Samsun Barosu Çocuk Hakları Komisyonu Başkanı Kübra Tüfek, 20 Kasım Çocuk Hakları Gününe ilişkin yaptığı açıklamada, Birleşmiş Milletler tarafından 1989 yılında kabul edilen Çocuk Hakları Sözlemesinin, Türkiye'de kağıt üzerinde kaldığını söyledi. Tüfek, "Çocuklarımızı gerçekten koruduğumuzu ve haklara sahip olduğunu söyleyebilmemiz için, onların bedensel gelişimleri kadar duygusal ve sosyal gelişmelerini de sağlamış olmamız gerekiyor" ifadelerini kullandı.

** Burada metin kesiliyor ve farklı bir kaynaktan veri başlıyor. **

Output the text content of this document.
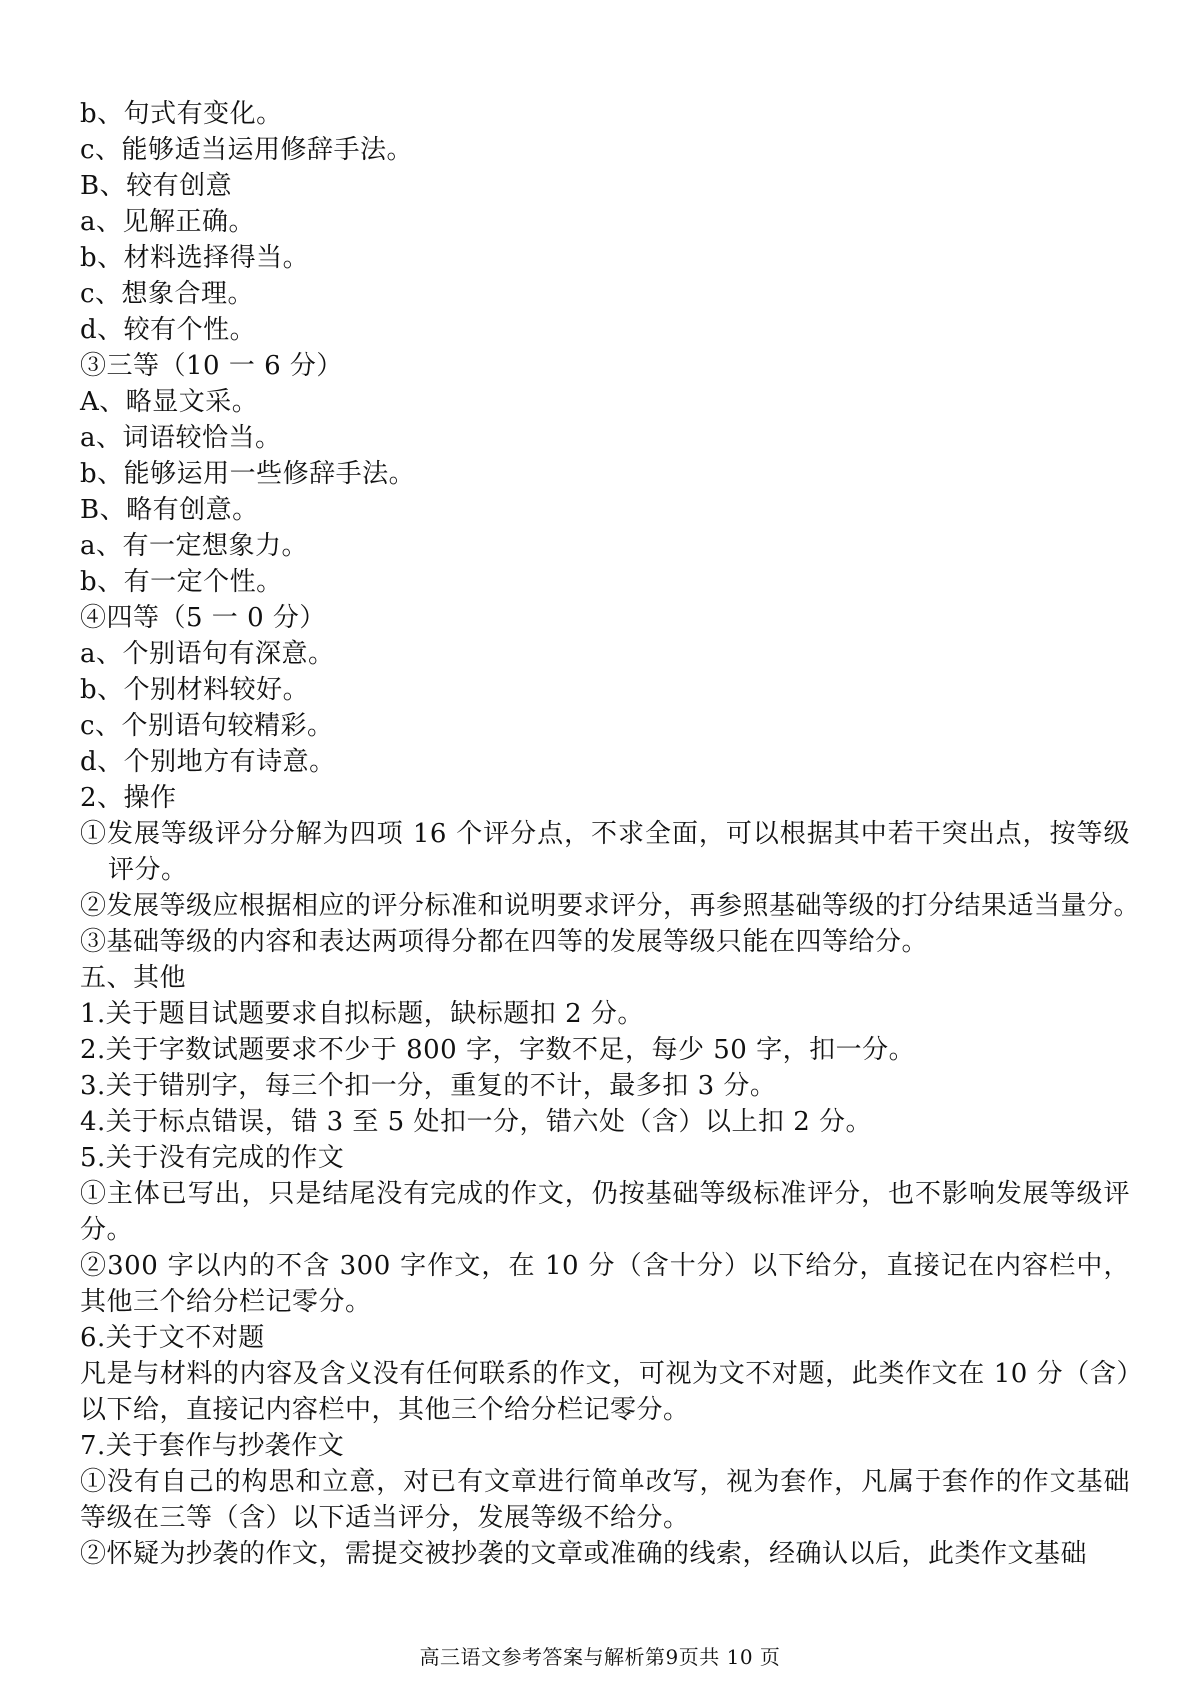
b、句式有变化。

c、能够适当运用修辞手法。

B、较有创意

a、见解正确。

b、材料选择得当。

c、想象合理。

d、较有个性。

③三等（10 一 6 分）

A、略显文采。

a、词语较恰当。

b、能够运用一些修辞手法。

B、略有创意。

a、有一定想象力。

b、有一定个性。

④四等（5 一 0 分）

a、个别语句有深意。

b、个别材料较好。

c、个别语句较精彩。

d、个别地方有诗意。

2、操作

①发展等级评分分解为四项 16 个评分点，不求全面，可以根据其中若干突出点，按等级评分。

②发展等级应根据相应的评分标准和说明要求评分，再参照基础等级的打分结果适当量分。

③基础等级的内容和表达两项得分都在四等的发展等级只能在四等给分。

五、其他

1.关于题目试题要求自拟标题，缺标题扣 2 分。

2.关于字数试题要求不少于 800 字，字数不足，每少 50 字，扣一分。

3.关于错别字，每三个扣一分，重复的不计，最多扣 3 分。

4.关于标点错误，错 3 至 5 处扣一分，错六处（含）以上扣 2 分。

5.关于没有完成的作文

①主体已写出，只是结尾没有完成的作文，仍按基础等级标准评分，也不影响发展等级评分。

②300 字以内的不含 300 字作文，在 10 分（含十分）以下给分，直接记在内容栏中，其他三个给分栏记零分。

6.关于文不对题

凡是与材料的内容及含义没有任何联系的作文，可视为文不对题，此类作文在 10 分（含）以下给，直接记内容栏中，其他三个给分栏记零分。

7.关于套作与抄袭作文

①没有自己的构思和立意，对已有文章进行简单改写，视为套作，凡属于套作的作文基础等级在三等（含）以下适当评分，发展等级不给分。

②怀疑为抄袭的作文，需提交被抄袭的文章或准确的线索，经确认以后，此类作文基础

高三语文参考答案与解析第9页共 10 页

ÇOCUKLUKLARINI KAÇIRIYORLAR

Bireyin gelişimindeki en önemli sürecin eğitim olduğunu kaydeden Tüfek, "Türkiye, ne yazık ki eğitim alanında süreci bir türlü tamamlayamadı. Sürekli değişen bir milli eğitim müfredatımız ve sınav sistemimiz nedeniyle, çocuklarımız ciddi bir bunalımın içerisine girdi. Belirsizlik çocuklarımızın ruhsal durumunu önemli ölçüde etkiliyor. Sınava günler kala sistem değişikliği nedeniyle, çocuklar hangi sınava dahi hazırlandıklarını bilemiyor. Çocuklarımız, zaten eşit koşullarla yarışmadıkları bir sistemin kölesi olarak belirsiz bir sınava hazırlanırken, çocukluklarını kaçırıyor" diye konuştu.

YATIRIM YAPILMALI

Çocuk haklarının korunması ve geliştirilmesinin insan haklarının en önemlilerinden birisi olduğunu tüm uygar uluslarca kabul edildiğini belirten Tüfek, açıklamalarını şu şekilde sürdürdü: "Samsun Barosu tarafından bu amaçla büyük bir özveriyle çalışıyoruz. Çocuklarımızı geliştirmek adına iki köy okulunda kütüphane kurarak, çocuklarımızın kişisel gelişimine bir parça da olsa katkı sağlamak istedik. Özellikle merkeze uzak olan köy okullarını tercih ederek, çocuklarımıza haklarını anlatırken, küçük hediyeler getirerek, onların bizler için ne kadar önemli olduklarını onlara hissettirmeye çalıştık. Samsun Barosu Çocuk Hakları Komisyonu olarak tüm okullara ulaşmayı ve çocuklarımızın kocaman yürekleriyle, temas kurmayı hedefliyoruz. Çocuklar tüm toplumların gözbebeği, yarınlarıdır ve umutlarımızdır. Sağlıklı toplumlar elde etmek için, bugünün çocuklarına yatırım yapılmalı. Sağlıklı ve mutlu yetiştirilecek olan çocuklar yarınların, sağlıklı ebeveynleri olacaktır. Dili, dini, ırkı ne olursa olsun bütün çocukların, minik bedenlerinin bedensel, zihinsel, duygusal, sosyal gelişimlerini en iyi şekilde tamamlamalarını, dostluk, barış, evrensel kardeşlik ortamında yaşamalarını cani gönülden diliyoruz."